Donnerstag, 2. August 2018

How Six Ages and King of Dragon Pass explore the politics of myth

It wasn’t till some way into development of Six Ages: Ride Like The Wind that designer David Dunham realised he was making a game about climate change. Like its 19-year-old predecessor, the seminal King of Dragon Pass, Six Ages is set in Glorantha, a fantasy universe originally cooked up by Greg Stafford, and sees you raising a community in the wilds after being expelled from your ancestral homelands. In the first game, you’re fleeing the ravages of a malevolent wizard. In the second, your clan’s once-proud Golden City has been swallowed up by a glacier.
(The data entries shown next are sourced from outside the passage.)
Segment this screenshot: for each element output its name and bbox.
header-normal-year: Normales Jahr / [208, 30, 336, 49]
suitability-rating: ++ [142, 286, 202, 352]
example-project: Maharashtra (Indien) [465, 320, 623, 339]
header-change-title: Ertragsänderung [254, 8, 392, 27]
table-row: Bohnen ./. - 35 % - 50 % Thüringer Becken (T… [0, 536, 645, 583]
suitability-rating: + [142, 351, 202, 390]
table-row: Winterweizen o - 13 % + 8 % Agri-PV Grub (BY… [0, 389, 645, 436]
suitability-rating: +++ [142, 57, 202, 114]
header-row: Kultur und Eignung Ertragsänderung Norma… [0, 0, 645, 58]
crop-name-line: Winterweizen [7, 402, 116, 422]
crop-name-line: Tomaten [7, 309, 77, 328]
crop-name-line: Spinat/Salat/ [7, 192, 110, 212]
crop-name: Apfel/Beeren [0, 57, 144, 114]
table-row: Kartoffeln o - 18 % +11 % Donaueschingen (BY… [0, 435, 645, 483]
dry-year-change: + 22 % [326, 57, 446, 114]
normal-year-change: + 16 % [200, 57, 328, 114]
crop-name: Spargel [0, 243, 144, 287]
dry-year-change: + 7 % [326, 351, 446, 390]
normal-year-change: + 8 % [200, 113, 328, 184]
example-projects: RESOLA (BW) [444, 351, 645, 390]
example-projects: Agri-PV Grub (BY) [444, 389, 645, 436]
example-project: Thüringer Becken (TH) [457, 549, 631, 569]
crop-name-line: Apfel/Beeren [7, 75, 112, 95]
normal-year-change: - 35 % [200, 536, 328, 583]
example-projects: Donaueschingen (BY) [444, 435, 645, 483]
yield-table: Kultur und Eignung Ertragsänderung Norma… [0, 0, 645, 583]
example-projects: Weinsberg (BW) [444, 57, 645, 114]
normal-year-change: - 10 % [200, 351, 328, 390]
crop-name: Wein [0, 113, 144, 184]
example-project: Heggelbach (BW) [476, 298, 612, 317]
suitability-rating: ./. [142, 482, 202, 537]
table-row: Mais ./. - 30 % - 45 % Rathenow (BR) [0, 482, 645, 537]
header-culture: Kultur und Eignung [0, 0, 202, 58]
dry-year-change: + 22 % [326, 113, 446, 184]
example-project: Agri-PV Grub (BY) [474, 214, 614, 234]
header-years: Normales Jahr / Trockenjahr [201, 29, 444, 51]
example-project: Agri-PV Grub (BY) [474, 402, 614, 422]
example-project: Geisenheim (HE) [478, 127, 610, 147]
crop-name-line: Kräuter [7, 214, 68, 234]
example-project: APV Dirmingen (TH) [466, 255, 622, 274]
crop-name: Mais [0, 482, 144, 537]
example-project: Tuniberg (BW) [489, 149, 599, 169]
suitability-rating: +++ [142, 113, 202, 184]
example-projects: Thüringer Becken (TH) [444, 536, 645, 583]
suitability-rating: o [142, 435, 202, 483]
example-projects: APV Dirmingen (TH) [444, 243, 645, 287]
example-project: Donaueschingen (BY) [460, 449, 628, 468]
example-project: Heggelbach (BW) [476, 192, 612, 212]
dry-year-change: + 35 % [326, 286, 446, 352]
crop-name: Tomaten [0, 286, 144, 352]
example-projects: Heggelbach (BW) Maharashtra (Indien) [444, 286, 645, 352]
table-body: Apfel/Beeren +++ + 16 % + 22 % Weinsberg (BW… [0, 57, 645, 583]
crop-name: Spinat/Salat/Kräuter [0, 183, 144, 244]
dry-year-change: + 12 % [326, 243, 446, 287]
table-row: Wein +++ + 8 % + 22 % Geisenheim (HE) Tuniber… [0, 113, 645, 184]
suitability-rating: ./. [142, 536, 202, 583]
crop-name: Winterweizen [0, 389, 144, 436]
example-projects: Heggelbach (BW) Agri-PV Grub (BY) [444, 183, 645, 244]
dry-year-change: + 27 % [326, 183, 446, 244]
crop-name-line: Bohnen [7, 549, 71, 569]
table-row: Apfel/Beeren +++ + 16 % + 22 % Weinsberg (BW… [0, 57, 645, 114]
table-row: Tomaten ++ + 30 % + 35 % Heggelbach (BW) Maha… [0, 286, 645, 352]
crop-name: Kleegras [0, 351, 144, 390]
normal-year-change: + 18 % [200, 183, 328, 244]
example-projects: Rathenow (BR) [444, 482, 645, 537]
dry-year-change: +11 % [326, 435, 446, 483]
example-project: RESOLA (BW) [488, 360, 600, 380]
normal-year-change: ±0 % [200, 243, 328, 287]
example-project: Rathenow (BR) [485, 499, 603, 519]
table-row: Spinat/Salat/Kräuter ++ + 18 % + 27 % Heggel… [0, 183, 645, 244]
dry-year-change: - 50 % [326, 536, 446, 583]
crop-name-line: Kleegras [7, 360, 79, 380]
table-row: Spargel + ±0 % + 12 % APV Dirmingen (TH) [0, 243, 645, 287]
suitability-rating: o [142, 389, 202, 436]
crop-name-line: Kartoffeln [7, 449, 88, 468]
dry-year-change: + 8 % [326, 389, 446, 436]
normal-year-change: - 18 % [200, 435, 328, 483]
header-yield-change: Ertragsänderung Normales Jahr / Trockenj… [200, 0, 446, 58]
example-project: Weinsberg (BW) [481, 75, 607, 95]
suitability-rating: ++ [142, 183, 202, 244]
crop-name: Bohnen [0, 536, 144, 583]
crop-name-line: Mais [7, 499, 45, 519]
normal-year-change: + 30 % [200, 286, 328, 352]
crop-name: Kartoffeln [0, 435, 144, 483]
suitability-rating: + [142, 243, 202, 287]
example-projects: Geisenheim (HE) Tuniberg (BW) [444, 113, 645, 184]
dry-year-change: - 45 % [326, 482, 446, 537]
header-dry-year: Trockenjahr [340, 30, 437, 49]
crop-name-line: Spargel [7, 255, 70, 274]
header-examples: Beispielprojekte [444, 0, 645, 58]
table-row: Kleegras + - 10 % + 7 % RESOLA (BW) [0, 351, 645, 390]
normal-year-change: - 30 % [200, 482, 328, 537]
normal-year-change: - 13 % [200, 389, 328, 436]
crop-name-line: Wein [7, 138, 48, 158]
With their casts of werewolves and nymphs, dinosaurs and talking ducks, neither game has much to say on the surface about present-day cultural upheavals, and they certainly weren’t created for that purpose. While Dunham argues that most games have a political dimension, he’s unconvinced by “message games” that trade nuance for impact. The theme of displacement by a disaster is in some ways just a designer’s dodge, “a convenient excuse to start you off poor and working your way up”, and the parallel in Six Ages with the contemporary effects of global warming is entirely accidental: “it just happened that that was what was going on in Glorantha’s Mythic Era, at the time.” Nonetheless, Dunham admits to “nurturing” the comparison as work on the new game continued. “The root cause of your migration is still an issue, so you’ll meet other refugees from the Golden City during the game,” he says. “None of this was intended as political commentary, but it’s easy to get a message.”